I’ve heard people combining both Cloth and softbody for the same reason. This was for the Durian project and also called Sintel, one of Blender foundation’s open movie projects. Anyway for cloth I am more familiar with it. I recommend you look at some cloth and softbody tutorials to find what you are looking for. With cloth you need a vertex group that pins that part of the mesh from moving. So say your vertex group for cloth would be everything except for the membrane. Now the mesh can be cached but it would be wise to do this after you somewhat finalize your animation. Sometimes blender has some flaws and will tend to make the cloth behave quite bad. Either it goes into the mesh or bends oddly. So with animating be careful that you don’t have too many intersections with other meshes and it’s self. I don’t have much to say with softbody. I have not used softbody much to give any good advice.

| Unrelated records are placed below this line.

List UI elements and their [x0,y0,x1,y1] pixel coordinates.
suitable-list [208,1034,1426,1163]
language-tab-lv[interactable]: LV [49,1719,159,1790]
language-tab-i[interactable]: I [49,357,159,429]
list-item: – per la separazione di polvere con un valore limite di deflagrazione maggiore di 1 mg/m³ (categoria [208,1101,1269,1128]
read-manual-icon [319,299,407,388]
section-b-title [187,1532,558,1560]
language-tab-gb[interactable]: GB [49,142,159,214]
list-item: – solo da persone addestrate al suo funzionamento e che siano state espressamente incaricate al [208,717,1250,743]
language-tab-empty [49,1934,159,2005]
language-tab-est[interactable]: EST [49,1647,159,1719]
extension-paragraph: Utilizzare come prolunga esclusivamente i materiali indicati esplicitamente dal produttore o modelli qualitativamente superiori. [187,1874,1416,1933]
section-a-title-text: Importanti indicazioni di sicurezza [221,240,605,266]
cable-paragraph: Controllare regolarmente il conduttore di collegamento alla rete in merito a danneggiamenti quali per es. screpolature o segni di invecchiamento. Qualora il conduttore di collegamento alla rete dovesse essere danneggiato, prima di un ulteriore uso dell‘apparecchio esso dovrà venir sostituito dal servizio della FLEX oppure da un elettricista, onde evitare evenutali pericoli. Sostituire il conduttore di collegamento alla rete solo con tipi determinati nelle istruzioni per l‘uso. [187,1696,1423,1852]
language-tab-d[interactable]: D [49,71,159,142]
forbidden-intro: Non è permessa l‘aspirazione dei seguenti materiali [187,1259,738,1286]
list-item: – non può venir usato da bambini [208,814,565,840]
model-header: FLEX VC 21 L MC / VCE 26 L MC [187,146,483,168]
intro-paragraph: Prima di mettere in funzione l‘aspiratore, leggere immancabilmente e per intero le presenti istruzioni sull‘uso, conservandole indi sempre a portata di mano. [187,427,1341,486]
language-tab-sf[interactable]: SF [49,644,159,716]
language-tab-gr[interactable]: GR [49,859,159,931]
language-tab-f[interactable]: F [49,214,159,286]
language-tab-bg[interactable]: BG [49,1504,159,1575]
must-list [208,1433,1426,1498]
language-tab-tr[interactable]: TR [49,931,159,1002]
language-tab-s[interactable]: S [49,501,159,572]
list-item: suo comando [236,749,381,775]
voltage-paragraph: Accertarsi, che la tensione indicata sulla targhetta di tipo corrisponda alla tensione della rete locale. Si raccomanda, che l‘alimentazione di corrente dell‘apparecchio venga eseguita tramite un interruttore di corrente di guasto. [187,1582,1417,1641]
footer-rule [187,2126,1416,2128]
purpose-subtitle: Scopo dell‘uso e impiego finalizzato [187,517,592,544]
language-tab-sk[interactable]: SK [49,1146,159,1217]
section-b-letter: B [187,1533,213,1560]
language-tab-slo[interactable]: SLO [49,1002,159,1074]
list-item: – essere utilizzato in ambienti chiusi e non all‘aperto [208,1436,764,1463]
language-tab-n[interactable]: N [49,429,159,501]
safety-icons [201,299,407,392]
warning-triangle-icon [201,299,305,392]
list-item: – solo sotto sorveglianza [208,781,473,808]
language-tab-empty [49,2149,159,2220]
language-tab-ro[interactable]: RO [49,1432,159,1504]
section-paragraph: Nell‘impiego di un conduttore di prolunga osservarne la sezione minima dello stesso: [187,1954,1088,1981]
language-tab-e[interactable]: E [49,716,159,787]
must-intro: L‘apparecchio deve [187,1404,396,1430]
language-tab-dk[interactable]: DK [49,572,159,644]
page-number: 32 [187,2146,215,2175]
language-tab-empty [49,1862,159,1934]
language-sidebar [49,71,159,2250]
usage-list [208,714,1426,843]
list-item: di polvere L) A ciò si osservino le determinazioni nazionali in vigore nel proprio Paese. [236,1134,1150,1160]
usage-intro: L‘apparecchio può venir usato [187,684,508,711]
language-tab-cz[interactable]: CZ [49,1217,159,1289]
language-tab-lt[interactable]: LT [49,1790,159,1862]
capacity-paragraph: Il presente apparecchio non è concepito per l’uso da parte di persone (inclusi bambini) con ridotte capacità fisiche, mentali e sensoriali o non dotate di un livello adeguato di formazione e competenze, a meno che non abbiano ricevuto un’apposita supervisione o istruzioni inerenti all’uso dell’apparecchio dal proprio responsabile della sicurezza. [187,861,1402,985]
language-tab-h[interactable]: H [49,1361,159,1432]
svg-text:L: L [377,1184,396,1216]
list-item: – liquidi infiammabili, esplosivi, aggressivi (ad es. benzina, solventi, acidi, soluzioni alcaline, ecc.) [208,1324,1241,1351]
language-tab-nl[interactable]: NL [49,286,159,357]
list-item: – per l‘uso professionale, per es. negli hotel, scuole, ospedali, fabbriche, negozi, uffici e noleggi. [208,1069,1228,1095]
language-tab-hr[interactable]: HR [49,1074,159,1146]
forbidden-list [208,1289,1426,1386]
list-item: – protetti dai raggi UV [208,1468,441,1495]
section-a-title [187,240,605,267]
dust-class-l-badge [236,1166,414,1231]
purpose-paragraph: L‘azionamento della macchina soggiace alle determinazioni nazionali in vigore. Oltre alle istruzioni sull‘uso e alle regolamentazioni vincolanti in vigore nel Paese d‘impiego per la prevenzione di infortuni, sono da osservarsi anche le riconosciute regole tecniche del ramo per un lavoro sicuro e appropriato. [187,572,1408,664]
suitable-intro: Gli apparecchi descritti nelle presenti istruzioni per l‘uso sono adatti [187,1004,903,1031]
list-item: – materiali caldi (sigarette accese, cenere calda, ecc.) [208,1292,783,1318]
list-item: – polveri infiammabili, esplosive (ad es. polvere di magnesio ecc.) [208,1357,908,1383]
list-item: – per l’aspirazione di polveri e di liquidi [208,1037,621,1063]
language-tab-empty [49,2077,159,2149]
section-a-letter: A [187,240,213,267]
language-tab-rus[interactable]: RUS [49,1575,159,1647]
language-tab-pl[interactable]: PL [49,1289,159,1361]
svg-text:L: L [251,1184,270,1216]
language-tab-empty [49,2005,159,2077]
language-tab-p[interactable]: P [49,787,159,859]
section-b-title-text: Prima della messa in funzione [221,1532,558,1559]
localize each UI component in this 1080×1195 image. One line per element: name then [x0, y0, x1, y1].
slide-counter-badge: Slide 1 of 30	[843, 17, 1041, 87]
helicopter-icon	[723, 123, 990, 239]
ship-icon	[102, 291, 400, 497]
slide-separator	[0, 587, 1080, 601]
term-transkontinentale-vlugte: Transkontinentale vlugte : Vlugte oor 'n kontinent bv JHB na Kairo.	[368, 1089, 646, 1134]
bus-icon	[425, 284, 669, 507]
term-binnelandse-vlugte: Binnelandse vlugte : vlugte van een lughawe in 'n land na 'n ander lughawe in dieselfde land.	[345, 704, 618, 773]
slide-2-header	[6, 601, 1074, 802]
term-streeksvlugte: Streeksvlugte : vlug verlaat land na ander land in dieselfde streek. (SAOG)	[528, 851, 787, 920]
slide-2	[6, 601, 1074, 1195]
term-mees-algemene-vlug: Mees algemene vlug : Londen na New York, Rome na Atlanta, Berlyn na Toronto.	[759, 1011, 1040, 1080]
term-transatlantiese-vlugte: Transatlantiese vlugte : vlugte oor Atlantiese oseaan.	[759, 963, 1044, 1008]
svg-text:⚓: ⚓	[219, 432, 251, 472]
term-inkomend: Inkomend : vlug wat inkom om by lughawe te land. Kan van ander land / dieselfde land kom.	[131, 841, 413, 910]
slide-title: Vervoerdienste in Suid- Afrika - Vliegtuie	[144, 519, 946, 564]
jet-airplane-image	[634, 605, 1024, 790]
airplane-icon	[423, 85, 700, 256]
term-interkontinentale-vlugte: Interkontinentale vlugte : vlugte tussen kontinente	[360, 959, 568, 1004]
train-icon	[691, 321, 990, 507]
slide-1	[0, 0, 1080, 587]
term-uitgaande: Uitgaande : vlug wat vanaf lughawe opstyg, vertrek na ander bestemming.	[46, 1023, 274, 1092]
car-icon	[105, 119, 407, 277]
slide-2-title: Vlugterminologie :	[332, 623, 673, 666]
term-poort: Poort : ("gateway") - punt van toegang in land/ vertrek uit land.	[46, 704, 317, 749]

Welcome to the forums and hope this helps some. Good luck and I hope you do well with your project :).
firstly try to “cut out” the sections of the mesh that will have the cloth sim. this will make the cloth simulation much faster.
secondly , select the verts ONLY on the edges of the “membrane” (the parts attached to the rest of the wing.) and turn them into a group… name this group “pinning” or something.
use this as the pinning group in the cloth physics panel, and ensure the pinning weight is 1.
if this is sufficient, you should be done.
However if there will be collisions between the wing and the rest of the creature… you will need to ensure the creatures mesh has correct collision settings… this will stop the flappy bit from intersecting the rest of the creatures mesh.
there are similar things to use in soft-body physics. only its refereed to as “goal group” rather than “pinning group”
and the softbody deformation works slightly differently…
after you have pinned your cloth mesh you can tweak the settings to get the right look and feel of the simulation…
try the default “leather” as a start , and adjust to your requirements.